November 14, 2010 - You probably don’t hear much about cargo theft on the news, but it poses a real and rising threat to our country’s economy and national security. During the past five years, the groups involved in this crime have become better organized and more violent and the price tag associated with the thefts is increasing. 

Cargo is any commercial shipment moving via trucks, planes, rail cars, ships, etc., from point of origin to final destination. If merchandise is stolen at any point in between—highway, truck stop, storage facility, warehouse, terminal, wharf, etc. then it’s considered cargo theft. 

Because cargo theft statistics have never, until recently, been a separate reportable category in the Uniform Crime Report (UCR) and because many companies don’t report cargo crimes.

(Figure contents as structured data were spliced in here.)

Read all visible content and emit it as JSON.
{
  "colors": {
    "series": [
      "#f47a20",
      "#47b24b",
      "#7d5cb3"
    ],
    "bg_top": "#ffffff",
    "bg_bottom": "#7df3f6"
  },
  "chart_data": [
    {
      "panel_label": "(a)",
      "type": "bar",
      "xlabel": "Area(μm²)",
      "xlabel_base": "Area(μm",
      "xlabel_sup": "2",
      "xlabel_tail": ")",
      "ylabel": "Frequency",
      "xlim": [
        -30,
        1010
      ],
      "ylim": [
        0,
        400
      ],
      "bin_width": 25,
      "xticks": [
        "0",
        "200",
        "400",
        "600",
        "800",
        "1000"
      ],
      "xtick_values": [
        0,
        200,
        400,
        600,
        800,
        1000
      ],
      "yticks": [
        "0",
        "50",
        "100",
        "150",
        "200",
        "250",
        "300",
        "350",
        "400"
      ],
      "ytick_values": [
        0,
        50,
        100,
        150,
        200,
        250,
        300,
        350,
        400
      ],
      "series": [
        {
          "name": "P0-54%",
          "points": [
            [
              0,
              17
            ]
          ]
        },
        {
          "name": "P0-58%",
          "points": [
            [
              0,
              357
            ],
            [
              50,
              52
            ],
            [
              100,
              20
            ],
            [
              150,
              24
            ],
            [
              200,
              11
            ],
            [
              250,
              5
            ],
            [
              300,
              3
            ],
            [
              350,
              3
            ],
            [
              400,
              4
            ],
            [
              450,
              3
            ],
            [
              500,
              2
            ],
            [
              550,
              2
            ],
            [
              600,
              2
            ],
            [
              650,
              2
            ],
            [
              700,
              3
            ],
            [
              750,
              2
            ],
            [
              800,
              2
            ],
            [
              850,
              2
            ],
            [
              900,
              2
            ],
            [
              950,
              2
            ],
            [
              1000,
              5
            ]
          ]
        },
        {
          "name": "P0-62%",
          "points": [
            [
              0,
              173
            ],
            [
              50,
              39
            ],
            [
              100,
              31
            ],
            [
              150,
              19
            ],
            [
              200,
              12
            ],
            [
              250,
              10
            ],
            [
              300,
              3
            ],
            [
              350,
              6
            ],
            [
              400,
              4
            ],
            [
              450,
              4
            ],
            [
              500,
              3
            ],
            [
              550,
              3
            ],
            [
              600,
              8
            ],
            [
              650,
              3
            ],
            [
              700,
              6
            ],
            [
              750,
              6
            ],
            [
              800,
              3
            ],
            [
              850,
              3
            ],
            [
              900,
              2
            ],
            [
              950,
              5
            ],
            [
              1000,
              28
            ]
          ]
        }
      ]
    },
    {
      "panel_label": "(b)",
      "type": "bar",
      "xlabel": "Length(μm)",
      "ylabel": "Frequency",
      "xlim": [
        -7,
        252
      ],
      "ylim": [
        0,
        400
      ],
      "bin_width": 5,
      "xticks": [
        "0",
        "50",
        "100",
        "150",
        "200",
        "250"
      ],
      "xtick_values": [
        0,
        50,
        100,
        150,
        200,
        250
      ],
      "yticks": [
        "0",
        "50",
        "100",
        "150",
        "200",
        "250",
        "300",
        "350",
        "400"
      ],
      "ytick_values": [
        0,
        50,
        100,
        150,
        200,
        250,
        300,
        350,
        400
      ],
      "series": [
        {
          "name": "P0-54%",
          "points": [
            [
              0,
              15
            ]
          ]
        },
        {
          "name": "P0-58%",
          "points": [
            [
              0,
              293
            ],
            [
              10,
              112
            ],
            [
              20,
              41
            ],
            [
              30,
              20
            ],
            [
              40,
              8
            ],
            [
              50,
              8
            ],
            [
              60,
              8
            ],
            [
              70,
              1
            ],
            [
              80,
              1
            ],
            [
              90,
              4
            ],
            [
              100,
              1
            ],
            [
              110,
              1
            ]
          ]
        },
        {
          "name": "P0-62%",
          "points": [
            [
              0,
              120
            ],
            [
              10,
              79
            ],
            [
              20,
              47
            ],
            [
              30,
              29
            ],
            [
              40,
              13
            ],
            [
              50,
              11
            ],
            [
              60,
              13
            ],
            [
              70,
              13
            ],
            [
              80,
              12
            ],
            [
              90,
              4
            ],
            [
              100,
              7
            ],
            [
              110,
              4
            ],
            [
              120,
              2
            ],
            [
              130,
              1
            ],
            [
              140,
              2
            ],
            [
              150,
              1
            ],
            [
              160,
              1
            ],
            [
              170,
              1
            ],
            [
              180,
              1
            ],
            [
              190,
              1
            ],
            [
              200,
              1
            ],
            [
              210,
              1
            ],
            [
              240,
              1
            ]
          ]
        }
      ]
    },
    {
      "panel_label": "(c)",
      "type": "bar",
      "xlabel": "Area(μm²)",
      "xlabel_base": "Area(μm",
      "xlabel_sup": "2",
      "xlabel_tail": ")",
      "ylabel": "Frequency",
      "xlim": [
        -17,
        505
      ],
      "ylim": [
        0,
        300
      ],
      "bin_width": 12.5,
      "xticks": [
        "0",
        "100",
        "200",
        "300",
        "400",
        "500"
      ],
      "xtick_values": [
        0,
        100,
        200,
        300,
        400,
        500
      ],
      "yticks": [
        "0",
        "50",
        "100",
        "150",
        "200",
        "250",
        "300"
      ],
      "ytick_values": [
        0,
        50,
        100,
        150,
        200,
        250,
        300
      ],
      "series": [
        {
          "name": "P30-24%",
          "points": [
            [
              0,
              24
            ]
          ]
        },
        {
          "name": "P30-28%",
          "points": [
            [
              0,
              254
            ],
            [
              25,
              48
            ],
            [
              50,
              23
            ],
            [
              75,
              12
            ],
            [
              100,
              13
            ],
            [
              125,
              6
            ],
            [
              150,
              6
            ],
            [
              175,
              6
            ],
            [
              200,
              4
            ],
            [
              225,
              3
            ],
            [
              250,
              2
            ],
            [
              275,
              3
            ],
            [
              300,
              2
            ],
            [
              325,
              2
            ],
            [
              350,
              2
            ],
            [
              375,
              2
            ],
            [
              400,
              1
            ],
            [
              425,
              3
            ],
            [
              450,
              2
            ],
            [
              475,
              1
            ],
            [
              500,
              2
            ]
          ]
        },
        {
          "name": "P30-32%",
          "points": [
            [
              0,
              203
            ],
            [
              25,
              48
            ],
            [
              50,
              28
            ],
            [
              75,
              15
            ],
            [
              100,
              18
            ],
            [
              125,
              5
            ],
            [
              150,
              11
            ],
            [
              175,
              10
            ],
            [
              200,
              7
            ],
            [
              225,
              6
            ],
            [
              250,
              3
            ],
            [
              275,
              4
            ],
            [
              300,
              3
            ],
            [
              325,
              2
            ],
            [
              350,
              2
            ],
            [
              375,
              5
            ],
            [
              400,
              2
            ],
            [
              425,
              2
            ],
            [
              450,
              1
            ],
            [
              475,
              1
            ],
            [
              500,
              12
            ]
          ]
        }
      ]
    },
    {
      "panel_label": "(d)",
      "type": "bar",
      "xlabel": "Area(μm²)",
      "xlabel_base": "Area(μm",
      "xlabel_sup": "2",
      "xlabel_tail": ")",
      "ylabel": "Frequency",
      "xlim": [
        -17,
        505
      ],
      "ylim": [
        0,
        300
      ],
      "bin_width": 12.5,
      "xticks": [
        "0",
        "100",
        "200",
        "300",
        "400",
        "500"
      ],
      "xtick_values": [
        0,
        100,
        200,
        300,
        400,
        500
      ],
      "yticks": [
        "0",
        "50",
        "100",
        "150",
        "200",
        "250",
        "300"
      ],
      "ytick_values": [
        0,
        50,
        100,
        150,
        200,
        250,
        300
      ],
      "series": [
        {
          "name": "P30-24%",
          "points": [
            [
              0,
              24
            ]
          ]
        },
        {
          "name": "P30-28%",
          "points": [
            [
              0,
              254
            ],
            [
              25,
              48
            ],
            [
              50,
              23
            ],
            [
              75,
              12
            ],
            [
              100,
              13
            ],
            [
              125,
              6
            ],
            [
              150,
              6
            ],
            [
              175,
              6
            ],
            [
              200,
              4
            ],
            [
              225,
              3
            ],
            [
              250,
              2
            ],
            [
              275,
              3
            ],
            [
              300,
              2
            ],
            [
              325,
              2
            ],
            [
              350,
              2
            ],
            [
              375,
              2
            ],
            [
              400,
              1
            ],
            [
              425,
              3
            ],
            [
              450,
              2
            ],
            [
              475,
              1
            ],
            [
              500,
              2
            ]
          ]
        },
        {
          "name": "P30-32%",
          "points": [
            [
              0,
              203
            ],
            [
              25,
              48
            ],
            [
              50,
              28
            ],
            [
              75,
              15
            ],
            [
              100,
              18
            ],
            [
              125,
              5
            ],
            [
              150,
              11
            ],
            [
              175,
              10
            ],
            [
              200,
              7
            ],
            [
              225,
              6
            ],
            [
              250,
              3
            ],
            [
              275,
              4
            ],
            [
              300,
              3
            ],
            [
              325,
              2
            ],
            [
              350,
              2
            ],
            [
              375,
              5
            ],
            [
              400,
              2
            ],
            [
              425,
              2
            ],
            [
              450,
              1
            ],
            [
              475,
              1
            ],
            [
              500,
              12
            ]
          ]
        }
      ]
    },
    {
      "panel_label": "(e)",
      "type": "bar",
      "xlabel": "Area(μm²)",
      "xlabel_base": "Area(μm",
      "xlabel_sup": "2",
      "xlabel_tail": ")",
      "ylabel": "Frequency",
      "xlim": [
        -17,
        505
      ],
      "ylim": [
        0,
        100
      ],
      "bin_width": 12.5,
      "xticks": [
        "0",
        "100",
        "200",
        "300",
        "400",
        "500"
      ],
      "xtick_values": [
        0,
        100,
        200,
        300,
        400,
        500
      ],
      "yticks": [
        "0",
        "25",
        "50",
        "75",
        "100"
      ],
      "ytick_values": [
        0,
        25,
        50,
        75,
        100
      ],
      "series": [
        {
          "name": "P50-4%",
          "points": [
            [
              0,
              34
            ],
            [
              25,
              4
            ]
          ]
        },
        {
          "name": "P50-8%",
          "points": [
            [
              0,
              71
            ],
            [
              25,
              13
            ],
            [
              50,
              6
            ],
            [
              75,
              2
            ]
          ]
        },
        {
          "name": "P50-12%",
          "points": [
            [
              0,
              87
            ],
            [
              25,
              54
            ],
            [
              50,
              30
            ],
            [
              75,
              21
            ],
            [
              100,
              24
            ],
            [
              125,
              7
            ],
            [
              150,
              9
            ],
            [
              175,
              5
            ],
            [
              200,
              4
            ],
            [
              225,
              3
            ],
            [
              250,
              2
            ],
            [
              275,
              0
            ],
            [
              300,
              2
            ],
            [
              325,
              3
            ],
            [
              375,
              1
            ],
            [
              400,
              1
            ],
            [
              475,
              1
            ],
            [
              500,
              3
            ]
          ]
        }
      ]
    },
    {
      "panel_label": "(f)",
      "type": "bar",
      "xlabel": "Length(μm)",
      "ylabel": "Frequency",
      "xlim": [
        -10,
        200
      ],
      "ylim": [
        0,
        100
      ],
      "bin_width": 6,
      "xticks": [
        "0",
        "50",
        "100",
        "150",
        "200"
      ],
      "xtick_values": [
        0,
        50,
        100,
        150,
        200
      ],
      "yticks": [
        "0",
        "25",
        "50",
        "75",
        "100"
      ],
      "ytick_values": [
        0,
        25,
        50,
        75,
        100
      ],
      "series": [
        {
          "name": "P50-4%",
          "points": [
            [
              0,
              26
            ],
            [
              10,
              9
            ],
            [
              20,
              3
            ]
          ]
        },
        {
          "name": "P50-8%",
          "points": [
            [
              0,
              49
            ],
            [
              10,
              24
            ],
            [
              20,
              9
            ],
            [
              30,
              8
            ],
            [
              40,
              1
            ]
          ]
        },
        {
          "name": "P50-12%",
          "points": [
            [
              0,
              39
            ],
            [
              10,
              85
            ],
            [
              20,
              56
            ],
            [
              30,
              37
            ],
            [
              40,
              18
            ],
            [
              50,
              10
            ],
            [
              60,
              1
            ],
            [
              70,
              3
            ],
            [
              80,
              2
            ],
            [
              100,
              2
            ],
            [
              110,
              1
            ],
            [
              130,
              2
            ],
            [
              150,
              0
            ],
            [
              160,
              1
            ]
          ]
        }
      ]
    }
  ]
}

To avoid bad publicity, higher insurance rates, damage to reputation, embarrassment, etc., the exact dollar losses aren’t known. Industry experts estimate all cargo thefts ring up as much as $30 billion in losses each year. Cargo theft has many victims, from employees (i.e., drivers, warehouse workers) who can be hurt during an armed hijacking or robbery....to retailers who lose merchandise…to consumers who pay as much as 20 percent more to make up for cargo theft…to state and local governments who lose sales tax revenue…and even to insurance companies, manufacturers, and shipping companies. 

Any product being shipped is potentially a target, but cigarettes, pharmaceuticals, and especially computer electronic components are current high-value favorites being re-sold on the black market. Since the FBI’s jurisdiction doesn’t kick in until an interstate nexus is achieved, many of the cargo thefts in the U.S. are investigated by local law enforcement. But even when the FBI gets involved, they focus on criminal enterprises engaged in systemic or violent criminal acts. And if a case has an international nexus (as many do), the FBI will work with their legal attachés overseas, U.S. Immigration and Customs Enforcement, and international partners.


The FBI has also joined forces with state and local law enforcement agencies on seven cargo theft task forces in five cities that are key transportation hubs—Miami, El Paso, Chicago, New York, and Memphis. 

One interesting fact about cargo crime: it’s usually a “gateway” crime. In many instances, a cargo theft investigation will turn into a case involving organized crime, public corruption, health care fraud, insurance fraud, drug trafficking, money laundering, or possibly even terrorism. Criminal groups use the illegal proceeds they gain from stealing cargo to fund their criminal operations. And the fear is that terrorists could use their proceeds to launch attacks or fund training. 

Industry assistance of course, law enforcement couldn’t effectively investigate cargo theft without the assistance of their retail and transportation industry partners. They provide transportation help, i.e., trucking, shipping, and storing stolen goods, provide merchandise, warehouse equipment, and trucks the FBI’s undercover operations and sometimes even have their own forensic labs to assist in the analysis of certain types of evidence.